In there, time slowed down. Mostly because I encountered tangible oldness. Here, from almost three centuries ago, a sprawling Lucombe oak. There, even older, a Japanese pagoda tree. In the newly opened Temperate house in Kew, conocarpodendron saplings from 203-year-old seeds. While in the tropical palm house sat prehistoric Jurassic cycad, collected from the eastern South Africa in the early 1770s, making it allegedly the oldest potted plant in the world. These plants live long lives, anchoring you in your tiny temporality, giving you perspective.
Often, I would sit and watch the gardeners. There wasn’t much chatter amongst them, I noticed, each quietly absorbed in their tasks. One particularly industrious leaf-trimmer was hard at work at a tree called Emmenopterys henryi — a Chinese forest specimen that bloomed, I read on the information plaque, once every 30 years. It made me think of how a garden is patience. How much it demands in immediacy when our flowers, shrubs, and trees are always for a time after. Even if we might not be around to enjoy the shade, smell the flowers, harvest the fruit. A garden is in no hurry. It says the present is important, and dismisses our insistence on the forthcoming. Unwilling — because it can’t — to assuage our fears and uncertainties. Yet a garden is also always for the future. It coaxes us to nurture that most hardy of saplings: hope. That all will come to leaf and bloom at the right season, at the right time.
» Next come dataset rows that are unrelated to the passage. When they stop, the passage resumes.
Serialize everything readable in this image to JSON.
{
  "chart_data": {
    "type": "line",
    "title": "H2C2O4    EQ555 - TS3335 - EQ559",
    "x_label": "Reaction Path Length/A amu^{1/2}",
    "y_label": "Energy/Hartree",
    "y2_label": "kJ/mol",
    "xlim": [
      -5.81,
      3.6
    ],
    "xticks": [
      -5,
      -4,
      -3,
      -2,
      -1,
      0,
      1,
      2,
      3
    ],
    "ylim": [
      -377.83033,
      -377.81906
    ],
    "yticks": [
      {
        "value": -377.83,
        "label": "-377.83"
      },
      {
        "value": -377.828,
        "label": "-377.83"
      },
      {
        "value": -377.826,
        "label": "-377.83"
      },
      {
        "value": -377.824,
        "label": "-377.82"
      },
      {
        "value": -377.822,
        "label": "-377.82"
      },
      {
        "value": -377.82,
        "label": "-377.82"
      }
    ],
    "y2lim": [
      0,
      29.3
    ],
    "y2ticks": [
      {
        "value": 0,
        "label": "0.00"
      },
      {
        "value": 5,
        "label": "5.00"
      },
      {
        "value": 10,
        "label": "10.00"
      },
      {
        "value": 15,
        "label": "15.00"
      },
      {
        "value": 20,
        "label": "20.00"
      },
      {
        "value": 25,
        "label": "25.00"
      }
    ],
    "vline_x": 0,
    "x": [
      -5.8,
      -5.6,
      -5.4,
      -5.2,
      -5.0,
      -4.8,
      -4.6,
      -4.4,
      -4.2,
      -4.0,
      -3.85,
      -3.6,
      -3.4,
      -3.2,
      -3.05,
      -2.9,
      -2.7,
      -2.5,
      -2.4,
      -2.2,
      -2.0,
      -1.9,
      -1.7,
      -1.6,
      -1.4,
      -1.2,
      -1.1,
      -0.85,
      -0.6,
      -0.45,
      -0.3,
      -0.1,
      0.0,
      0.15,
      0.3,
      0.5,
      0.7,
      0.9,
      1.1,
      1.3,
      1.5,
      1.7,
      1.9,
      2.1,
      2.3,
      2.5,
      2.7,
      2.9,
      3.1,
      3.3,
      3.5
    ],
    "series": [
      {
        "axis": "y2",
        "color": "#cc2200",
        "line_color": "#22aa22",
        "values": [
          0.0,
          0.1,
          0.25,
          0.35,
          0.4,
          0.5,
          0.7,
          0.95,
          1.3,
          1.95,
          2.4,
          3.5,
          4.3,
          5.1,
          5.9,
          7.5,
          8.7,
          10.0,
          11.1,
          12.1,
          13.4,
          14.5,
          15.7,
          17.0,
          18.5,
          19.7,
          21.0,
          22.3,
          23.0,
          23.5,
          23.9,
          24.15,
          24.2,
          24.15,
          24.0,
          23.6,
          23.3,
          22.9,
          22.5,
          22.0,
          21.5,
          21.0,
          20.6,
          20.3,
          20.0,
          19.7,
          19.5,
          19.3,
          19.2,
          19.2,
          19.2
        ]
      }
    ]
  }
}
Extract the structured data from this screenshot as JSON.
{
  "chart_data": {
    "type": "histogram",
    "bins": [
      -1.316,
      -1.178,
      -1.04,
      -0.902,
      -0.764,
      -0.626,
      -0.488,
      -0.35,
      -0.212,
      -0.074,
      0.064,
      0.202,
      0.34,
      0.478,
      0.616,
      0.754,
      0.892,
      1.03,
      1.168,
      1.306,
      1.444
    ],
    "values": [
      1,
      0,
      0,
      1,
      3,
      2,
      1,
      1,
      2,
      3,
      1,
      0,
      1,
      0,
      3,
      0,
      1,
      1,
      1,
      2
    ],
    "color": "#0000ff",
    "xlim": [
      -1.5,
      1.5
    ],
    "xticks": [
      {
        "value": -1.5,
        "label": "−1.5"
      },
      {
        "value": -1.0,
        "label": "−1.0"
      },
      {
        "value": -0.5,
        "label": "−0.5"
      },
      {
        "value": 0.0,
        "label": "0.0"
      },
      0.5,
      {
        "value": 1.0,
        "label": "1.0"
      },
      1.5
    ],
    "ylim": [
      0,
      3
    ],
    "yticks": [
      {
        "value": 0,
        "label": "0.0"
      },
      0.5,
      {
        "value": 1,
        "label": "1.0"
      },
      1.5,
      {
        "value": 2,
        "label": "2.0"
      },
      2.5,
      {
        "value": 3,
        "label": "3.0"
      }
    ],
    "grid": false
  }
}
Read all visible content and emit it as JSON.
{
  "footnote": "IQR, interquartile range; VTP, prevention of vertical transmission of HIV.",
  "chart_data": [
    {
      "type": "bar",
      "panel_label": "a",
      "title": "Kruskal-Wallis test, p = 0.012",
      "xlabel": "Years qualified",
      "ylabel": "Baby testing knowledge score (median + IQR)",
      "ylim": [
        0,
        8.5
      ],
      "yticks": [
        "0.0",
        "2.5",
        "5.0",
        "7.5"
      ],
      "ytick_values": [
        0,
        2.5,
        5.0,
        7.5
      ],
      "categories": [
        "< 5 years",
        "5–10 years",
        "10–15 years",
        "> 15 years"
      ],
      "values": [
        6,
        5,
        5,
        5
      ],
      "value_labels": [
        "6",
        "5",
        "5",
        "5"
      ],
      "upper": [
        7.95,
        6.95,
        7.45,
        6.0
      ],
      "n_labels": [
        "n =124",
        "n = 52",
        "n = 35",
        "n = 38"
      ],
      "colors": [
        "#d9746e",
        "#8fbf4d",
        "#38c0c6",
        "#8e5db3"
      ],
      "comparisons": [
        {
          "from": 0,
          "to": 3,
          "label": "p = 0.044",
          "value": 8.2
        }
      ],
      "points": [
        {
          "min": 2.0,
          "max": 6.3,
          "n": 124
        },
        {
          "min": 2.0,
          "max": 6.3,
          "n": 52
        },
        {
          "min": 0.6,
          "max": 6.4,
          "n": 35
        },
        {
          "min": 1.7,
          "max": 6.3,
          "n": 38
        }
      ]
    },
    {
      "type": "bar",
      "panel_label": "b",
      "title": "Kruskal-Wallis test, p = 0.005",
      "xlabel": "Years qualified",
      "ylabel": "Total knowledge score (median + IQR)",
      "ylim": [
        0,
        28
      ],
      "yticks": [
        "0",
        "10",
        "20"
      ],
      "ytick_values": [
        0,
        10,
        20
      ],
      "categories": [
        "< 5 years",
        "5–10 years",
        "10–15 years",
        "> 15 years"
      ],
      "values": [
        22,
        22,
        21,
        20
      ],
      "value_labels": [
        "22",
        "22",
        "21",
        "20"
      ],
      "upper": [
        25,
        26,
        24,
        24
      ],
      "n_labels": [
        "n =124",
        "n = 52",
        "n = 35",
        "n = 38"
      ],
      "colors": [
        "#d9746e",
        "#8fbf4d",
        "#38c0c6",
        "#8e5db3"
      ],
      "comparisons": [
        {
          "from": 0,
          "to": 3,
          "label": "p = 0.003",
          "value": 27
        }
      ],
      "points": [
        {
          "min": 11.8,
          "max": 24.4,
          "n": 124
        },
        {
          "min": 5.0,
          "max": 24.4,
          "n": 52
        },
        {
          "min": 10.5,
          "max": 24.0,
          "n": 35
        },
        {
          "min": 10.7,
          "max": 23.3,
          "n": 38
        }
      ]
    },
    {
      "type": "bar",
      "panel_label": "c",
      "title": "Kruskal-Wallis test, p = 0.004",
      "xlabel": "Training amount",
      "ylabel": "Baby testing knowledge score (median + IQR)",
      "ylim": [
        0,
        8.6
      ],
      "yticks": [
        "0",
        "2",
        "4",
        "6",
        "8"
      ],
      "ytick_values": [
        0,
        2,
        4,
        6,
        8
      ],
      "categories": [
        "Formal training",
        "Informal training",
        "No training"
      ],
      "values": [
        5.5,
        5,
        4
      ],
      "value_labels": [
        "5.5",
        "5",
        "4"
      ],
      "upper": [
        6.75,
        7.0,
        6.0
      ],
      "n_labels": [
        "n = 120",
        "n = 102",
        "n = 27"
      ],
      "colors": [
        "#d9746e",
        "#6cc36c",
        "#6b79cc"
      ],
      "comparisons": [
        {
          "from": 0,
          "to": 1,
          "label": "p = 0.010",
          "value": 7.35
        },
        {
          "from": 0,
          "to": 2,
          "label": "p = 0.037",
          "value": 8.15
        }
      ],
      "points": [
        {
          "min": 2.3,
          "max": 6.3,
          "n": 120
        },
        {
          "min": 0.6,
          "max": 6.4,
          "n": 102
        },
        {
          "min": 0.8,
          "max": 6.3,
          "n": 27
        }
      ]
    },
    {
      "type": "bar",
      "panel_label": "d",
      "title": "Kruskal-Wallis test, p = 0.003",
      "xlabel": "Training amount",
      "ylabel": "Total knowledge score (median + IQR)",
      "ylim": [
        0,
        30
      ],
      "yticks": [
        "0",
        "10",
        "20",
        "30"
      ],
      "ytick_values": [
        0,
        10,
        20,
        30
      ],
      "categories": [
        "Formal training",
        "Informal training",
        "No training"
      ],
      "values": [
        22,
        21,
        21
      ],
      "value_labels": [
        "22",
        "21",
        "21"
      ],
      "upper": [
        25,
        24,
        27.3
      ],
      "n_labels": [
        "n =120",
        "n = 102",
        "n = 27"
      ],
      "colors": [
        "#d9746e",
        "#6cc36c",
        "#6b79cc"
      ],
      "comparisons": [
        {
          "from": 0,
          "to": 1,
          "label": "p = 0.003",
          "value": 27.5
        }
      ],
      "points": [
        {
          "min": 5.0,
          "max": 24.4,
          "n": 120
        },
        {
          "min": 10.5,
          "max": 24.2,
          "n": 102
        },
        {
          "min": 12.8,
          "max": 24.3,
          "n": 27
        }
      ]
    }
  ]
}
I returned to Delhi in July to find that ground-floor living rather suited our plants. The areca palms, fed by the rain, were suddenly getting taller, the jasmine flourishing in the shade of the curry patta tree, the dwarf champas sprouting shiny new leaves. For them, it was roaring, thriving summer. For my partner and I, still a tough, brittle winter. Still things to thrash out, negotiate, unravel. It was hard work. At times there wasn’t much chatter; we went about our tasks in silence. We pruned. Yet somewhere I was wiser. Or at least more patient. Much more than I’d ever been. Relationships, I realised, like gardens, have their seasons. There is a time to sow, and a time to harvest, propelled always by the shedding of the unnecessary for the vital, the old for the new. Now, as the year ends, I take stock of our garden. All the terrariums, apart from one, are a failure. At least three money plants have had to be replaced. One elegant parlour palm died, besieged by strange termites. The kitchen succulents were over-watered and buried. But we carry on, relentless, clutching our buds of hope into spring.